Le traumatisme causé par les quatre années du régime de transition est toujours aussi vif et les Malgaches, malgré toutes les désillusions éprouvées depuis l’avènement de Hery Rajaonarimampinana à la tête de l’Etat, ne sont pas prêts de descendre dans la rue. Ils ne veulent plus vivre ces scènes de pillage et ces charges brutales des forces de l’ordre qui étaient monnaie courante depuis le coup d’Etat de 2009. La population a déjà assez de mal à assurer sa subsistance quotidienne et préfère être stoïque dans l’adversité.
Résignation et sagesse
Nos compatriotes sont dignes d’admiration car ils font preuve de sagesse en ne cédant pas à la tentation de la violence devant toutes les injustices qu’ils subissent tous les jours. Les étrangers qui viennent à Madagascar s’étonnent de cette apparente passivité des Malgaches et considèrent cette attitude comme une démission. Les commentaires sur les réseaux sociaux contredisent cette assertion et permettent de voir la réactivité des uns et des autres. Mais la virulence des propos ne va pas jusqu’à l’appel à la révolte. Des membres de la couche la plus défavorisée de la population, quand on les interroge, détournent pudiquement le regard et avouent leur lassitude devant les errements du pouvoir. Leur réponse est invariable quand on parle de manifestations : ils gardent un souvenir amer des violences vécues sous la transition. Aujourd’hui, ils ne pensent qu’à assurer leur subsistance. Les meneurs des grandes grèves d’antan sont rentrés dans les rangs. Les agitateurs n’ont plus aucune chance d’entraîner les foules.
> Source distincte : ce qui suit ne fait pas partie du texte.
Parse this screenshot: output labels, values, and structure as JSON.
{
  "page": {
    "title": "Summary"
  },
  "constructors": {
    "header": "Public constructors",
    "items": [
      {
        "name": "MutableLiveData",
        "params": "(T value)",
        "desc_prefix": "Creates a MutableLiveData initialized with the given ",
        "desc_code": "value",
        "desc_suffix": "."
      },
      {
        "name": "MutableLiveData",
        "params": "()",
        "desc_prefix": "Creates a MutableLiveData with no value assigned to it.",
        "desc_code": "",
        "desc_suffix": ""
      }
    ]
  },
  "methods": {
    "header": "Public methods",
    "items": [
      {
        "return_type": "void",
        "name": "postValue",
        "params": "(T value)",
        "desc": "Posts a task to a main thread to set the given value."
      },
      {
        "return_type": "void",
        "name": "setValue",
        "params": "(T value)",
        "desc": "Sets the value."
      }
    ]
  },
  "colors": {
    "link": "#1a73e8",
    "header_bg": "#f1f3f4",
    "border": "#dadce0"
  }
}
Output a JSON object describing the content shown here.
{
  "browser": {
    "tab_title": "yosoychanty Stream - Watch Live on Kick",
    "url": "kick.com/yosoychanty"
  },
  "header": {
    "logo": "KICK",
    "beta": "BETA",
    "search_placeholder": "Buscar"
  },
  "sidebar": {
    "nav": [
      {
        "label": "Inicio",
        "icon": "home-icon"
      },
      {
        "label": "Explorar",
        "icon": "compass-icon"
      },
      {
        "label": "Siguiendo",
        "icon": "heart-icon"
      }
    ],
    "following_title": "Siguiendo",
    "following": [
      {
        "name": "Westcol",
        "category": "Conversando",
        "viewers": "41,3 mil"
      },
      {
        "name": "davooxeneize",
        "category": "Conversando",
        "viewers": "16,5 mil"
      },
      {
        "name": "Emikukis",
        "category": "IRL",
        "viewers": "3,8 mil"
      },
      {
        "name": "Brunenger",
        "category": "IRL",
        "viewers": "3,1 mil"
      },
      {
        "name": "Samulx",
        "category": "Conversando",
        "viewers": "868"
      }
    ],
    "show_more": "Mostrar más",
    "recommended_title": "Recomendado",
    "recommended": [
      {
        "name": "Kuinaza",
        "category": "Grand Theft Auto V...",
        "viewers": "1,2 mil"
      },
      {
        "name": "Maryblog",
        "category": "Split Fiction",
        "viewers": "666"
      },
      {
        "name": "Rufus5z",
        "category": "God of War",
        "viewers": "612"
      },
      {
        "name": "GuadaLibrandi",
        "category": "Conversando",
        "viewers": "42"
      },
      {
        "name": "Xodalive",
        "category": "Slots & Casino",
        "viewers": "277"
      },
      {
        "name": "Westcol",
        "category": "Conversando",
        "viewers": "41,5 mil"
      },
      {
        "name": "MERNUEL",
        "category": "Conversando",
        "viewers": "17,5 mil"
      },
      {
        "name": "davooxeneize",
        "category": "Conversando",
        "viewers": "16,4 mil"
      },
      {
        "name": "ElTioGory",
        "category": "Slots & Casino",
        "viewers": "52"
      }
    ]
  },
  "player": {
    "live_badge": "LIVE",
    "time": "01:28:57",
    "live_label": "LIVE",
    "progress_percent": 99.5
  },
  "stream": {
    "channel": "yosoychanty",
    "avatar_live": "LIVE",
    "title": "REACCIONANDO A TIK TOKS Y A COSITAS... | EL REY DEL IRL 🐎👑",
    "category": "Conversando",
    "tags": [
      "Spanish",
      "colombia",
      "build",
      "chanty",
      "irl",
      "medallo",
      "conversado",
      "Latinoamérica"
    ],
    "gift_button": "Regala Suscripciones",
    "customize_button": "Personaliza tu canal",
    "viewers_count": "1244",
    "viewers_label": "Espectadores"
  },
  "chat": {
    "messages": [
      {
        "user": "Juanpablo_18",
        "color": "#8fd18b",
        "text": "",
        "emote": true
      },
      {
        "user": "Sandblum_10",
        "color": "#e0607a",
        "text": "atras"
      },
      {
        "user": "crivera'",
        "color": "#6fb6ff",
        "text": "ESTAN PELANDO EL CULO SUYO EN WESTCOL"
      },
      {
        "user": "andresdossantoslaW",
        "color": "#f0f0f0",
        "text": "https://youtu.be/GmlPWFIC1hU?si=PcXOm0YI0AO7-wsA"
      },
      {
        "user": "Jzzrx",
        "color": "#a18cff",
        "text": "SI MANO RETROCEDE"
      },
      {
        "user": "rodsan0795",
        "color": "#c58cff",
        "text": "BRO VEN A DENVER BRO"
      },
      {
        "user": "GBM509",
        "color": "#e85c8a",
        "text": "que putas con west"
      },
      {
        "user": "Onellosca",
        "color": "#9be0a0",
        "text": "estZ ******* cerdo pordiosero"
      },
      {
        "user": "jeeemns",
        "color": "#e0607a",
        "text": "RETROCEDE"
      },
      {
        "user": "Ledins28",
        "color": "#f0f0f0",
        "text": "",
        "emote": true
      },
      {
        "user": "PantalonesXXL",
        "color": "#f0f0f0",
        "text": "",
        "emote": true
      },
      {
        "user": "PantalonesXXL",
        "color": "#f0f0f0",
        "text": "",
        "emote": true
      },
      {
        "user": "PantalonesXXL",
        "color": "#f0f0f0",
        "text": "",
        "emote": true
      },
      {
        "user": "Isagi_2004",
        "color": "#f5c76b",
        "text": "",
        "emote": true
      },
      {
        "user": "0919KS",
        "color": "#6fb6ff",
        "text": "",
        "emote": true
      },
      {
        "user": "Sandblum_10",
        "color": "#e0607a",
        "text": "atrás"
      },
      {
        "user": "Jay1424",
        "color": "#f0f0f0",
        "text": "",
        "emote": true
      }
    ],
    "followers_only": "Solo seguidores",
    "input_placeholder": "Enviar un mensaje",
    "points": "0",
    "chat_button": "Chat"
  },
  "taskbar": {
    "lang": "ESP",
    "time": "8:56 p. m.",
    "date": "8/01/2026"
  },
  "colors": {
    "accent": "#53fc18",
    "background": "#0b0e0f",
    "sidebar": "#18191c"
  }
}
Certains se sont calmés après avoir été récupérés par le pouvoir, d’autres ont été traduits en justice et méditent sur leur sort en prison. La majorité des Malgaches est devenue fataliste et suit le cours des événements, en n’espérant que ceux qui les gouvernent reviennent à de meilleures dispositions. Les réformes promises n’ont jusqu’à présent pas été accomplies, mais comme l’avenir n’est pas écrit, elles pourraient connaître un début d’exécution si ces derniers commençaient à penser au bien de la nation.